For Luke, Judaism was a fresh way of seeing the world -- one that matched his own struggles. The rabbi told him about the constant wrestling match between man and God. He said all who walk the earth are engaged in an inner battle between yetzer tov and yetzer ra -- good and bad impulses -- and that taming the bad ones meant embracing them.
But there was a part of Luke that still could not imagine life without a high.One day, he bought vodka at a nearby grocery store.
When Rachel found him, booze on his breath, he slumped in her arms. “What did I do?” he asked, sobbing. “What did I do?”

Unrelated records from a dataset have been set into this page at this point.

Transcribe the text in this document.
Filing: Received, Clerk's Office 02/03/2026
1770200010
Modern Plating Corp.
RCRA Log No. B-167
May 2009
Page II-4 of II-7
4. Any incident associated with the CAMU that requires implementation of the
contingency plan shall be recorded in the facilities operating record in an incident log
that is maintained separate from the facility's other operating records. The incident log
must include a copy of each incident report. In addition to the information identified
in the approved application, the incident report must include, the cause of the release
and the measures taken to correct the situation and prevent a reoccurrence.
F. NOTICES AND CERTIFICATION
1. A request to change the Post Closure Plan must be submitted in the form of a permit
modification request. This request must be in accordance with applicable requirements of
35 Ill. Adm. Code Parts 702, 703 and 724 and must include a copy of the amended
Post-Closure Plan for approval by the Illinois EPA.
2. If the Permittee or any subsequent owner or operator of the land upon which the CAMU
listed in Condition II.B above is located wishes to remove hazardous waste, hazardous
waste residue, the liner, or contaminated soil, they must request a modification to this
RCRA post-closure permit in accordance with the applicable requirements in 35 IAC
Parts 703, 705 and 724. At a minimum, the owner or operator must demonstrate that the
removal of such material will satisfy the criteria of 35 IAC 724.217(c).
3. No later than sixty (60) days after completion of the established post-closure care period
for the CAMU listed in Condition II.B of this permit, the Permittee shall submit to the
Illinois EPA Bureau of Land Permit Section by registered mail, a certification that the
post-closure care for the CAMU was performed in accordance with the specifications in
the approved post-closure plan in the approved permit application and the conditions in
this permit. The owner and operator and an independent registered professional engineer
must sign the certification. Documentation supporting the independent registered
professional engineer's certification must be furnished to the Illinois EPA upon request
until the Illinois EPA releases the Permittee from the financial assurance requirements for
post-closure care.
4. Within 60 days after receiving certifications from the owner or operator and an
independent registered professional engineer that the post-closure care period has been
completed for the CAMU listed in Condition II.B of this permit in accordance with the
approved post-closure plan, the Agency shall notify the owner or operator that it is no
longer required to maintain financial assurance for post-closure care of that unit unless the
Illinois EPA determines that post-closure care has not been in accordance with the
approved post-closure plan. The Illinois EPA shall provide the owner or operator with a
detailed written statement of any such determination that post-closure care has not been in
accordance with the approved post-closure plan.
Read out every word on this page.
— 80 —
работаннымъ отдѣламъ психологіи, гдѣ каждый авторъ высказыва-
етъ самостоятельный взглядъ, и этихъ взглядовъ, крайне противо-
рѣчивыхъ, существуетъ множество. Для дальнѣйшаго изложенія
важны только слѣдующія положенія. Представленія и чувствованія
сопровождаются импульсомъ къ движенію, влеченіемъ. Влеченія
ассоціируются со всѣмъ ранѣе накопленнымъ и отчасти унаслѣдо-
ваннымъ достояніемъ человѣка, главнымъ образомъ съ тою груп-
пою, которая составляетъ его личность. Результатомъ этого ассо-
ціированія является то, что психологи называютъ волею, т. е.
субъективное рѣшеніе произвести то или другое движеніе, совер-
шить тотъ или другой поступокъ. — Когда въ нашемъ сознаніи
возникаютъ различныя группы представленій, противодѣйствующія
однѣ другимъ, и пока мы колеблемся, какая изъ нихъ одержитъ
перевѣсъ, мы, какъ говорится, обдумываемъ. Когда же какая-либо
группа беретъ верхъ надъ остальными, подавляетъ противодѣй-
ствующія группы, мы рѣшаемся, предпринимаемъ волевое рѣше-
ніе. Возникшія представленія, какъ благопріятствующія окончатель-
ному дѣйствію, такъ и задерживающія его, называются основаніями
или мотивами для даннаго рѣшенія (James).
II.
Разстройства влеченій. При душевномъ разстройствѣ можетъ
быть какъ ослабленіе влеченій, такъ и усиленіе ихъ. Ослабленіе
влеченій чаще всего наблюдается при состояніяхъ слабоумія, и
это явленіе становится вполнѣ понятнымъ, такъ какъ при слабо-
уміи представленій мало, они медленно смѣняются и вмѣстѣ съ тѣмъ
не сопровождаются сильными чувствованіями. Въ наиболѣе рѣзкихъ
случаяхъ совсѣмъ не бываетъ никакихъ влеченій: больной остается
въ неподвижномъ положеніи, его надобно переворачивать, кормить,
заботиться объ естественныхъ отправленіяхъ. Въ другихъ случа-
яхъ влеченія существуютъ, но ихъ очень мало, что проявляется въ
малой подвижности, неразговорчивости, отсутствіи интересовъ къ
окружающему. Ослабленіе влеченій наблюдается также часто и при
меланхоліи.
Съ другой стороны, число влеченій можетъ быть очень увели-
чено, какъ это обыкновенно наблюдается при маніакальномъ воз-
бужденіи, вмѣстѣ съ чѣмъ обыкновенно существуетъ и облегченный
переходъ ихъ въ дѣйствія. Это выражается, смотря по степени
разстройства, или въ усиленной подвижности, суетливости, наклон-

The question now was: What to do next?
Rachel told a counselor what happened, even though it could have gotten Luke kicked out.
“It was a turning point for both of their lives,” Rabbi Borovitz said. Rachel learned she could tell the truth and live with the consequences. Most rehab centers would have expelled Luke. Not Beit T’Shuvah. Luke learned he could stumble -- and bounce back.
They both got stronger, looked steadier.
Luke opened up emotionally as never before. He got a part in a commercial and a job helping out at Beit T’Shuvah. Rachel’s anger lessened. She had her Bat Mitzvah and became the rabbi’s assistant.
By the start of 2010, Luke and Rachel were in love. Instead of keeping them apart, as would have happened at many other rehabs, Borovitz and Rossetto blessed the relationship, believing it would help.
“Where would we be without this bond?” Luke wonders, noting how many times the relationship has helped give them the strength to stay sober, most recently when Rachel’s grandmother died.
Passover was a chance to take stock.
“We’ve used enough!” Rabbi Borovitz bellowed at the Seder. “Used dope enough! Used booze enough! Used people enough! Enough, enough!”
He asked each congregant to write on scraps of paper the one thing that enslaves them.
“Shame,” wrote Luke.
“Fear of the wonder of life,” wrote Rachel.
The Rabbi walked just outside the sanctuary and leaned beside a garbage can on Venice Boulevard. Rachel and Luke knelt beside him, watching as he lit a fire and burned the scraps until all that remained were billowing smoke and glowing embers.